В центре океана [Авторский сборник] (Сокуров) - страница 116

Но его воображение работало как гигантский генератор в чрезвычайно затаенной сфере интимного переживания, побочной страсти к негенеральным сюжетам, что и нашло себе выход в эротической графике.

Эротика — традиционная тема изобразительного искусства, хоть и не выработавшая великих шедевров. Обычно она замкнута на изображении телесности. В рисунках Эйзенштейна меньше всего изображается тело. В них всё — гиперболизированная символика не плоти, но орудия и цели действия, столько же сексуального, сколько политизированного и всегда агрессивного.

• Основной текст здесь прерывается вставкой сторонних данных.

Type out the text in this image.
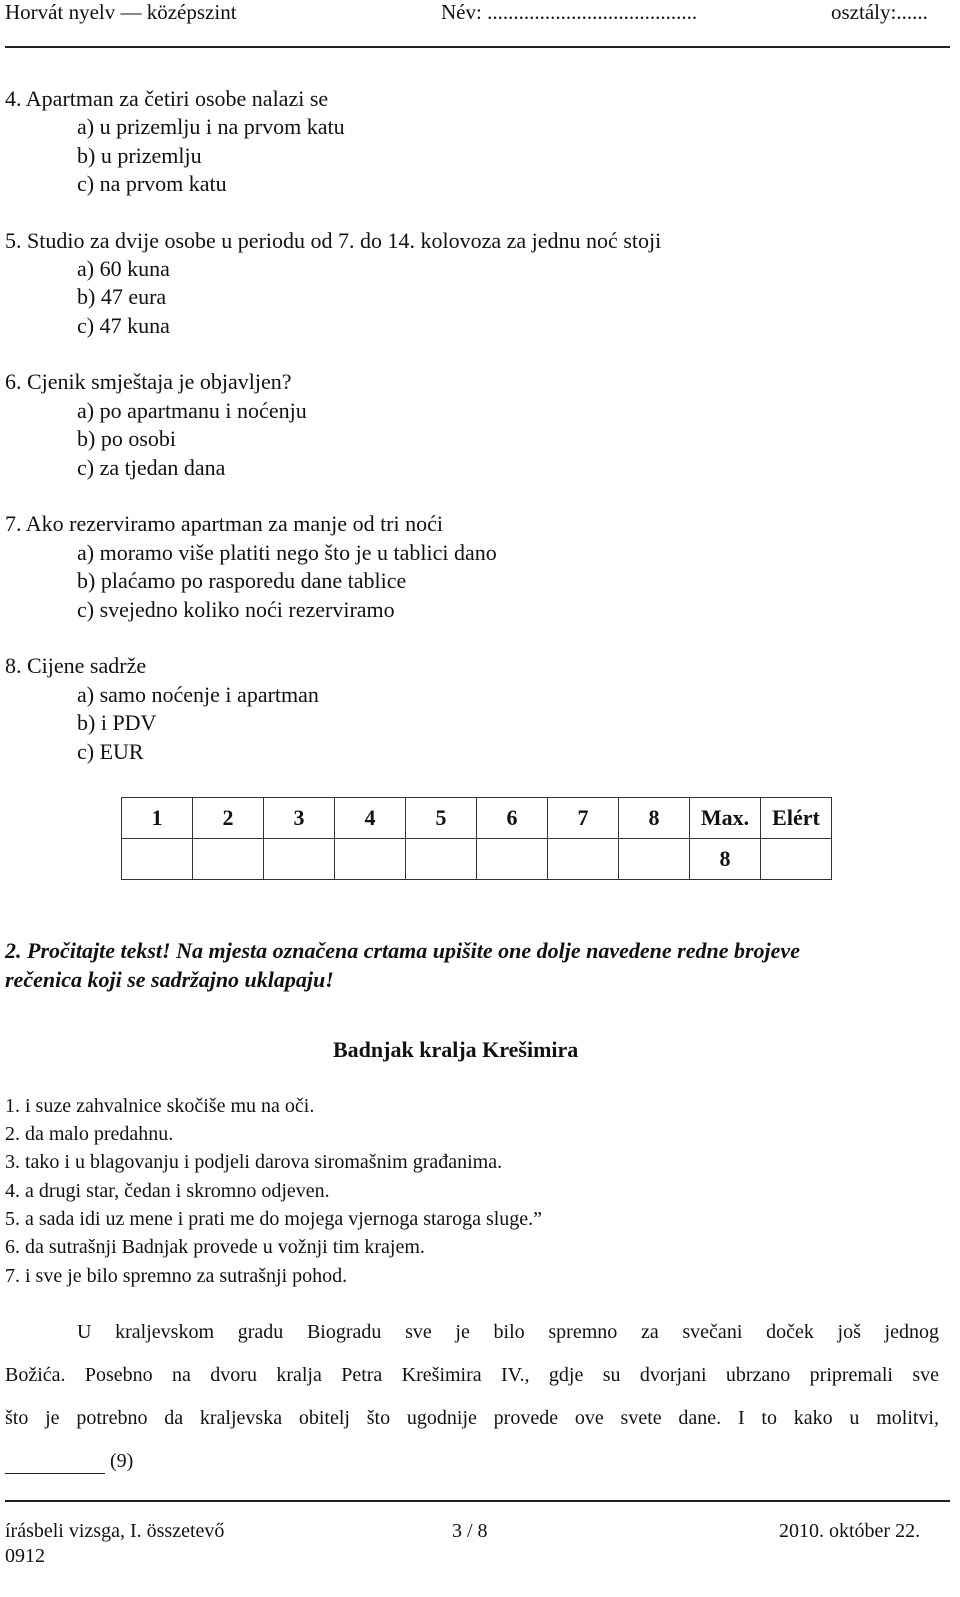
Horvát nyelv — középszint	Név: ........................................	osztály:......
4. Apartman za četiri osobe nalazi se
a) u prizemlju i na prvom katu
b) u prizemlju
c) na prvom katu
5. Studio za dvije osobe u periodu od 7. do 14. kolovoza za jednu noć stoji
a) 60 kuna
b) 47 eura
c) 47 kuna
6. Cjenik smještaja je objavljen?
a) po apartmanu i noćenju
b) po osobi
c) za tjedan dana
7. Ako rezerviramo apartman za manje od tri noći
a) moramo više platiti nego što je u tablici dano
b) plaćamo po rasporedu dane tablice
c) svejedno koliko noći rezerviramo
8. Cijene sadrže
a) samo noćenje i apartman
b) i PDV
c) EUR
1	2	3	4	5	6	7	8	Max.	Elért
								8	
2. Pročitajte tekst! Na mjesta označena crtama upišite one dolje navedene redne brojeve
rečenica koji se sadržajno uklapaju!
Badnjak kralja Krešimira
1. i suze zahvalnice skočiše mu na oči.
2. da malo predahnu.
3. tako i u blagovanju i podjeli darova siromašnim građanima.
4. a drugi star, čedan i skromno odjeven.
5. a sada idi uz mene i prati me do mojega vjernoga staroga sluge.”
6. da sutrašnji Badnjak provede u vožnji tim krajem.
7. i sve je bilo spremno za sutrašnji pohod.
U kraljevskom gradu Biogradu sve je bilo spremno za svečani doček još jednog
Božića. Posebno na dvoru kralja Petra Krešimira IV., gdje su dvorjani ubrzano pripremali sve
što je potrebno da kraljevska obitelj što ugodnije provede ove svete dane. I to kako u molitvi,
(9)
írásbeli vizsga, I. összetevő
0912
3 / 8	2010. október 22.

Мужское и женское начала, взаимодополняющие друг друга и сосуществующие в каждом человеке, в случае Эйзенштейна имеют явное преобладание маскулинности и, возможно, полное отсутствие женственности, т. е. души. Действенная агрессия, направленная на противоположный объект, «антагонизм» в жизни и социуме, составляла суть эпохи и способствовала катастрофическому развитию эйзенштейновской «диалектики». Со всеми вытекающими последствиями как для его мощного творчества, так и для его незаурядной личности.

Живи он на Западе, а не в социалистической России, он, конечно, развивался бы иначе. Он мог там остаться, но он там не остался. Может быть, потому, что хорошо знал художественную среду Европы, посещал Голливуд и не имел иллюзий. Он понимал, что его максималистские эстетические требования к творческому процессу просто никем не будут приняты во внимание и там. Его карьера в Голливуде даже не началась. Собственно, даже такие всемирно известные тогда люди кино, как Чарли Чаплин, находились в конфликте с американской системой.

Эйзенштейн остался такой закрытой шкатулкой с драгоценностями. И видимо, он все же понимал, что государственная ставка на кинематограф именно в России, где нет частного капитала, снимет для него все коммерческие проблемы результата работы. Это его заботило больше, чем идеологическая зависимость от государства, с которой он пытался соотнести свои художественные задачи.

На Западе он мог бы глубоко ощутить связи с реальностью, с художественной средой. И, конечно же, он делал бы другие фильмы. Это не означает, что он разрабатывал бы эротические сюжеты и не делал бы масштабных исторических картин. Просто и в том, и в другом случае он не был бы заражен острейшей формой политической болезни. Ведь все его идеи, все фильмы — художественные пособия на тему борьбы враждующих сил, раскалывающих мир, страну, социум.

Политический заказ вынудил Эйзенштейна оставаться в рамках игры кинематографическим инструментарием. Трудно сказать, что бы он смог сделать в Германии, Франции или в США, но, думаю, он успел бы вырасти в грандиозную, ни с кем не сравнимую художественную личность. Однако у него сложились амбиции государственного художника в сфере «важнейшего из искусств», и он стал художником тоталитарного общества.